Author lectures on democracy
Carolyn Hutyra | Thursday, January 17, 2013
In an area plagued by conflict, a push toward democracy may appear reasonable, but when dealing with the Middle East, some question whether such tactics are actually a mistake. Author John Agresto presented his views on the issue at a lecture Thursday night supported by the Kellogg Institute and the undergraduate minor in Constitutional Studies Program.
Agresto began his lecture with a story that involved his first journey to Iraq in 2003. He recalled a conversation he had with the dean of one of the colleges of science at the University of Baghdad. This man could not understand why Americans were truly present in Iraq. Agresto said that though he could not speak for everyone, he believed Americans were present to help.
“[The man replied] no one leaves home and country and family to go to another country to help. It’s unnatural,” Agresto said.
Working as a civilian for the Pentagon in Iraq from 2003 to 2010, his views changed significantly over time. Entering the nation, he said he was a strong believer of U.S. efforts and thought a democratic system could successfully be transported to the Middle East.
“We managed to help many of the formerly occupied nations of Eastern Europe, Czechoslovakia, Hungary, Poland and elsewhere become viable, stable, and free democracies. Taking nations from autocracy and tyranny to some variety of freedom and democracy seems quite normal to us Americans,” he said.
A life of freedom seems natural to the American people, yet Agresto pointed out that a transfer from autocracy to democracy could not successfully materialize in the Middle East.
“Because I tended to believe that all people yearn for freedom and deserve to govern themselves I thought that what we were attempting was good for Iraq and all Iraqis,” he said.
Agresto said he wanted to see a democratic nation rise from the ashes of tyranny. His thoughts were that an international friend was forming and perhaps also an ally for America.
Agresto also thought a liberal democracy would bring peace to the region, but the gap between expectations and reality only lengthened.
“There were political parties and elections and the writing of a constitution, but the peace, the toleration, the personal liberties, the moderation of violent passions that we hoped would follow in the wake of democracy’s advent seemed to be further away than ever,” Agresto said.
Something was clearly wrong. Democracies, recognized as the pillar of American foreign policy and a most desirable form of government, were failing to materialize in the Middle East.
Agresto said a more democratic Afghanistan was recognized yet not one Christian church, charitable organization or school remained in the country.
“Perhaps one might want to look at the democratic mobs in Libya executing all blacks they capture, men and women,” he said.
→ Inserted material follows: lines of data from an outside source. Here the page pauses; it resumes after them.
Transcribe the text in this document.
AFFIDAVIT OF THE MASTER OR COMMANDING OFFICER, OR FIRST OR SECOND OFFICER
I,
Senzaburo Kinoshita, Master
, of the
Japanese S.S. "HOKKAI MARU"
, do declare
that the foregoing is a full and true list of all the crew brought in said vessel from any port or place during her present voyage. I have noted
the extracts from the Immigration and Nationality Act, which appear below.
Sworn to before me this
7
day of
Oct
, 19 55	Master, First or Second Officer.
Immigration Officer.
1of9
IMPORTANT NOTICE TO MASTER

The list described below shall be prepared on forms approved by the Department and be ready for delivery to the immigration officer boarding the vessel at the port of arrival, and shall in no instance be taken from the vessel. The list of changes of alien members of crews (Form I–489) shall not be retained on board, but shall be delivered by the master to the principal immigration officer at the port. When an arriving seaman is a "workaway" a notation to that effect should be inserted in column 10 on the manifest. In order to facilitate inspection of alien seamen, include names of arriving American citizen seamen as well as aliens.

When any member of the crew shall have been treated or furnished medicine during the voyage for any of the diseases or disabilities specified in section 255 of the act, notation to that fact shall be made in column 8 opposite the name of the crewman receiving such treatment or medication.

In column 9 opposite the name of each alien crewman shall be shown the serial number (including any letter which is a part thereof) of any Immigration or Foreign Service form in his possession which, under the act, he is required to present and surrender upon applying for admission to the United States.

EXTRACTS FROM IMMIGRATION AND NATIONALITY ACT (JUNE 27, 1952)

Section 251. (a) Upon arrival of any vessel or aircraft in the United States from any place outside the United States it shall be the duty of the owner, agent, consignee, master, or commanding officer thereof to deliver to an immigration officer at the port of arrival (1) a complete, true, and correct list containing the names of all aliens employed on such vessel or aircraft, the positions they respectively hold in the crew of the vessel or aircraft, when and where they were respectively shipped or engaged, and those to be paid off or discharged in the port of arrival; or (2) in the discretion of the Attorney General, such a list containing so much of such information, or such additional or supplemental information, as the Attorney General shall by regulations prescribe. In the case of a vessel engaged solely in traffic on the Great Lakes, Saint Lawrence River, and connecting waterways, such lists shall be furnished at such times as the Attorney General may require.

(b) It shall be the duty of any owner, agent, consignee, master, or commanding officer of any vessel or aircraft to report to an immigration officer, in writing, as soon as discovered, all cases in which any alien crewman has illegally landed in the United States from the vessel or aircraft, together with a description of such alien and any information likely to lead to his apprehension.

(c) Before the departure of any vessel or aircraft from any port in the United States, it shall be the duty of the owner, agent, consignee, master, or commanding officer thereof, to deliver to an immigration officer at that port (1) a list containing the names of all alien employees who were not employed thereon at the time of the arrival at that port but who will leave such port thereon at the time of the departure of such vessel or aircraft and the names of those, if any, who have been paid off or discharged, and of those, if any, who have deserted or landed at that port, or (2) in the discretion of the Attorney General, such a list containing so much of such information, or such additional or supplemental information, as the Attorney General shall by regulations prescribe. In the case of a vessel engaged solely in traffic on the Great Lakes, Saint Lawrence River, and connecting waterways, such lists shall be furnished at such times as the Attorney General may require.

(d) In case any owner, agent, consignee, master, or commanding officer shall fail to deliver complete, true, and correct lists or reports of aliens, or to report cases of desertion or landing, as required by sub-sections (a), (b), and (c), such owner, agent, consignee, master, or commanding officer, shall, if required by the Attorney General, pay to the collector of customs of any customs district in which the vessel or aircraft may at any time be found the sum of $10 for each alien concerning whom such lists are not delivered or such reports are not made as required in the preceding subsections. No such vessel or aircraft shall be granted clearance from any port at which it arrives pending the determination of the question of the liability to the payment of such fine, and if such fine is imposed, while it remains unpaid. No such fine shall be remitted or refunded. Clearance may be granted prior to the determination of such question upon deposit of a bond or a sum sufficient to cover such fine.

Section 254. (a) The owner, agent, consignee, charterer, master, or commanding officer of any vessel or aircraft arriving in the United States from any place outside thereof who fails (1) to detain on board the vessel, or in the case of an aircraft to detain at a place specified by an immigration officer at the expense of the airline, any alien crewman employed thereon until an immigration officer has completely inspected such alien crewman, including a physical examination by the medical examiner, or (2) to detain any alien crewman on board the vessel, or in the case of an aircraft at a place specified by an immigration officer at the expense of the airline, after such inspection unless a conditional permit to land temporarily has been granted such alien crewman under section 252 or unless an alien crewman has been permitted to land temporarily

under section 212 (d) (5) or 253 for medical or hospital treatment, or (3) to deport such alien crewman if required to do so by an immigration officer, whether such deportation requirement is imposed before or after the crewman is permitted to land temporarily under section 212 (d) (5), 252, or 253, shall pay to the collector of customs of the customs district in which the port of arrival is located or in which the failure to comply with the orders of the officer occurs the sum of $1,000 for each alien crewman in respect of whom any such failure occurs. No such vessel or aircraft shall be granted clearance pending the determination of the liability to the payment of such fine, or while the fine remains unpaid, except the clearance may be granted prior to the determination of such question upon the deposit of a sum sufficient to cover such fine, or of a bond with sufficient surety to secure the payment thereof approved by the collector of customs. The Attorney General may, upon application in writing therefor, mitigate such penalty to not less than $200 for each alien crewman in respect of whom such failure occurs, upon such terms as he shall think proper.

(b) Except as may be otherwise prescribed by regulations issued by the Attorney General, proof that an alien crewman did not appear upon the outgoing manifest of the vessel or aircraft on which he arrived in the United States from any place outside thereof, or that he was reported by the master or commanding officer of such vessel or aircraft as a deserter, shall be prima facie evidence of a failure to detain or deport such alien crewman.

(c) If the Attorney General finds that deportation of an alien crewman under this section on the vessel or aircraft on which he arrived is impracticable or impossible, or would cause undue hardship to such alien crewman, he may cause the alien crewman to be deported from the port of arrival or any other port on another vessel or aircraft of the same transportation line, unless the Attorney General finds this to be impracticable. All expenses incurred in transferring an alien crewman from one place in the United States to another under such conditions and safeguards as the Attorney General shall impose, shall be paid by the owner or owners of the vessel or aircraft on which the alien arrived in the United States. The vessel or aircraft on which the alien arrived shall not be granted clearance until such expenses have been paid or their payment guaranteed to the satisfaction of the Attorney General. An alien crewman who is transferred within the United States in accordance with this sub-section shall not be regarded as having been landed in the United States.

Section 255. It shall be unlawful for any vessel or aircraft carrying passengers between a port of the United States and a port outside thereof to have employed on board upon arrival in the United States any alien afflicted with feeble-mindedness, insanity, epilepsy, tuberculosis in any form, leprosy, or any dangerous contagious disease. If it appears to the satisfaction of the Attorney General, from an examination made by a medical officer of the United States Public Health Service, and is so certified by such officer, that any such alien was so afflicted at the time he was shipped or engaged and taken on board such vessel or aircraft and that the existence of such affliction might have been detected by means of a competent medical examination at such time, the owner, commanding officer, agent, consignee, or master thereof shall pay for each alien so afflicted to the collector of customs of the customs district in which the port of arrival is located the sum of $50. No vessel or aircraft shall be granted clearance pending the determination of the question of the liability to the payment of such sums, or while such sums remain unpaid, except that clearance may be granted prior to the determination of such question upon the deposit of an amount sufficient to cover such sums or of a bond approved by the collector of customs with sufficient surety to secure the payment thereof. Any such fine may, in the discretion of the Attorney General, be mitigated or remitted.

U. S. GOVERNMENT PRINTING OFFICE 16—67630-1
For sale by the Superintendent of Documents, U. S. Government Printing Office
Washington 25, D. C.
Agresto marveled at how so many could continue to support a view of democracy in the Middle East that was producing results contrary to the standard concepts of freedom, security and peace commonly attached to the system.
“I think our understanding of government was defective,” he said. “What we are learning the hard way in the Middle East is that there is little in politics harder to create than just and stable democracy.”
The success of democracy in the U.S. has perhaps led Americans to think that government can simply be willed into being, he said. A liberal democracy that is just is a challenge to create and even harder to maintain.
“Nothing takes more art, more human effort and more intelligence to design than a good democracy,” he said.
Agresto said especially in the Middle East people want to hold onto their customs and traditions. Americans may wish to say that all people deserve freedom, but that all people desire it is flat out wrong.
Agresto then posed the question, “Don’t all people yearn for freedom?” He said the assumed answer was yes, but the real one was no.
He said some people hold other goods in higher esteem. For instance, some value holiness, safety and instruction over freedom. Some cultures are not conditioned to build a free and liberal democracy, he said.
“Democracy, we need to understand, is rule by the people. Democracy, more than any other government, takes on the character of its people,” Agresto said.
A nation that is intolerant or radically sectarian cannot form a successful democracy Agresto said. He said if there is no patriotism, no real love of neighbor, no willingness to compromise then a democracy is close to impossible.
“Freedom and democracy have political, social, and cultural preconditions,” he said.
There are nations in which such preconditions are absent. Agresto said the protection and growth of liberty requires certain institutions and political arrangements. Political monitoring is necessary, and majority decisions are required in order to run a temperate, tolerant and just system.
“Culture, especially religious culture, can make or break the prospects of democracy,” Agresto said.